Wednesday, November 27, 2024

What to watch for in the Biden-McCarthy debt ceiling meeting

By Jarrett Renshaw and Trevor Hunnicutt

WASHINGTON (Reuters) – U.S. President Joe Biden meets Republican House Speaker Kevin McCarthy and other congressional leaders at the White House on Tuesday afternoon for closed-door talks as a potentially catastrophic June default looms.

The 4 p.m. EDT (2000 GMT) meeting is not expected to produce anything close to a final agreement on raising the debt limit, but will be closely scrutinized by global investors, U.S. voters and Washington lawmakers.

Reuters spoke to political tacticians and advisers inside and outside the White House and Congress about tell-tale signals that could come from the meeting. Here’s what they will be looking for:

WHOM WILL BIDEN BRING?

The meeting is set to include Biden, McCarthy, Senate Democratic Majority Leader Chuck Schumer, Senate Minority Leader Mitch McConnell and House Democratic minority leader Hakeem Jeffries.

As invitees to the White House, they’re not expected to bring any other lawmakers. The people Biden brings, whether Cabinet members like Treasury Secretary Janet Yellen or congressional experts like legislative affairs Director Louisa Terrell, will signal what the president expects to get done in the meeting, experts said.

White House spokesperson Karine Jean-Pierre said on Monday that the meeting will likely be Biden and the four legislative leaders, but that details may change.

The bottom line is the fewer the people, the more serious the president is about getting down the nitty-gritty of a deal.

WHEN THE NEXT MEETING IS

First meetings tend “not to be super productive,” said Rohit Kumar, co-leader of PwC’s national tax office in Washington, who participated in a number of Oval Office meetings while serving as a top McConnell aide. Instead, participants tend to restate their public positions.

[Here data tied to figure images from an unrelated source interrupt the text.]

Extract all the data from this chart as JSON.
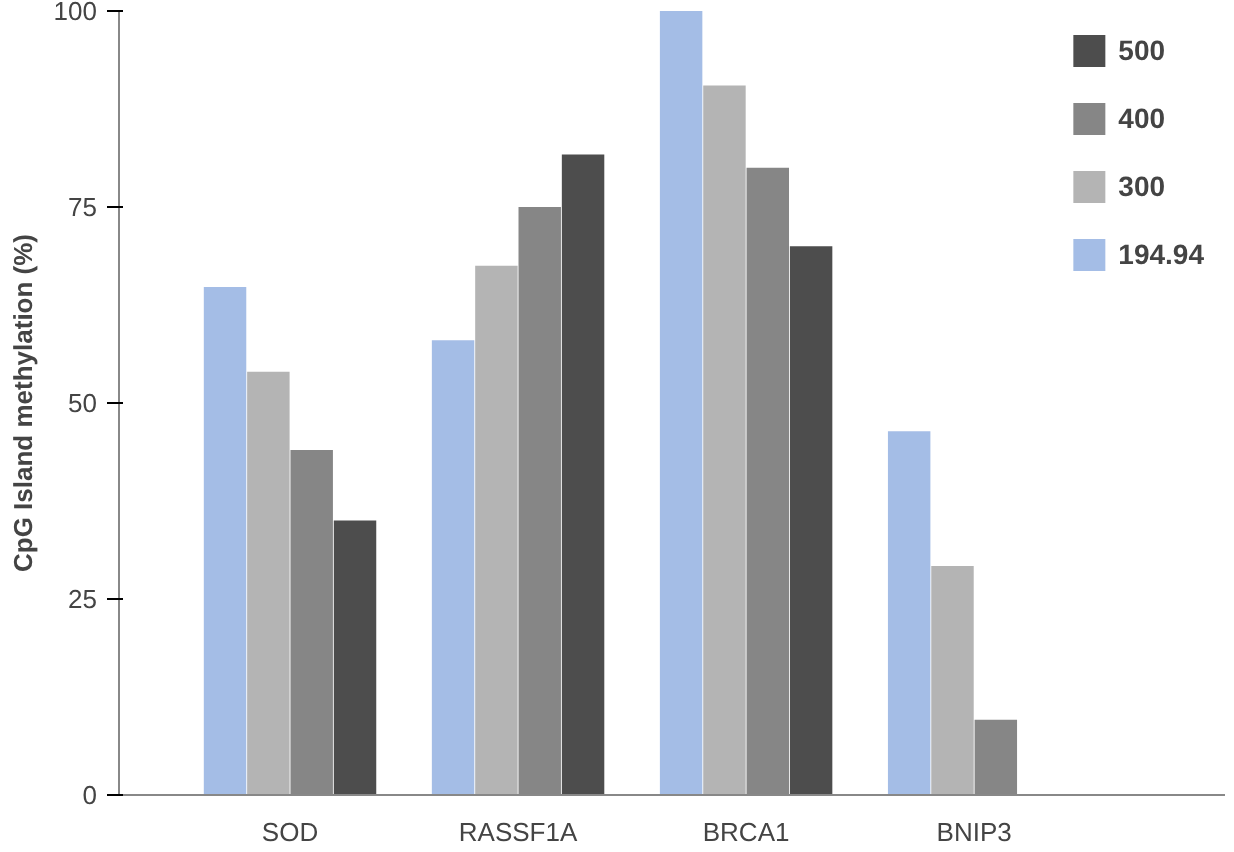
{
  "chart_data": {
    "type": "bar",
    "ylabel": "CpG Island methylation (%)",
    "categories": [
      "SOD",
      "RASSF1A",
      "BRCA1",
      "BNIP3"
    ],
    "series": [
      {
        "name": "194.94",
        "color": "#a4bde6",
        "values": [
          64.8,
          58,
          100,
          46.4
        ]
      },
      {
        "name": "300",
        "color": "#b4b4b4",
        "values": [
          54,
          67.5,
          90.5,
          29.2
        ]
      },
      {
        "name": "400",
        "color": "#868686",
        "values": [
          44,
          75,
          80,
          9.6
        ]
      },
      {
        "name": "500",
        "color": "#4d4d4d",
        "values": [
          35,
          81.7,
          70,
          null
        ]
      }
    ],
    "ylim": [
      0,
      100
    ],
    "yticks": [
      0,
      25,
      50,
      75,
      100
    ],
    "grid": false,
    "legend": "top right"
  }
}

He said the most productive outcome would be a decision on how they move forward with negotiations. “…They designate the people who will lead the negotiations for each side, and decide who’s going to make the first offer. And then you start the actual process of negotiating, trading paper – however you’re going to do it,” he said.

MCCARTHY, BIDEN’S TONE BEFORE AND AFTER

Heading into Tuesday’s meeting, Biden and McCarthy have cast one another as stubborn, misguided and, at times, dangerous.

Observers are wondering if that tone will change, as it did after McCarthy met with Biden in February

Biden will speak to reporters at the top of the meeting, and it’s common for lawmakers to talk to reporters outside the Oval Office at the White House following high-profile gatherings.

White House officials say they want this to be a productive meeting, not just Washington theater. But they aren’t sure if McCarthy will feel the need to play to the conservative base and stand firm, or act as a flexible dealmaker seeking resolution.

House and Senate Republicans have repeatedly said they would not vote for the “clean” debt-ceiling hike that Biden has called for.

BIDEN’S NEXT STEPS

Biden will travel to New York’s Hudson Valley on Wednesday to once again pressure Republicans to pass a clean debt ceiling hike and highlight that a House Republican plan would cut veterans’ health care visits, support staffs at schools and Meals on Wheels for seniors.

The event will take place in a politically competitive region that saw Republicans make gains in 2020, a sign that the White House believes Republican cuts are a winning issue for Democrats.

Biden is not currently expected to tour battleground states in the weeks ahead, and he heads to Asia for a diplomatic trip late in the month. He may reconsider if he thinks it will help to ratchet up the pressure on McCarthy and Republicans, advisers say.

MARKET PANIC?

The meeting is set to begin just as the U.S. stock market closes for the day.

That means whatever news comes out of the discussions can’t send U.S. markets plunging, but Asian markets, which will be open, have historically moved on debt ceiling fears, too.

The market price of insurance against a U.S. default has jumped, with one-year credit default swaps trading 157% higher than three months ago. A severe market reaction to any post-meeting messaging would draw investor anger and may accelerate pressure on both sides for a resolution.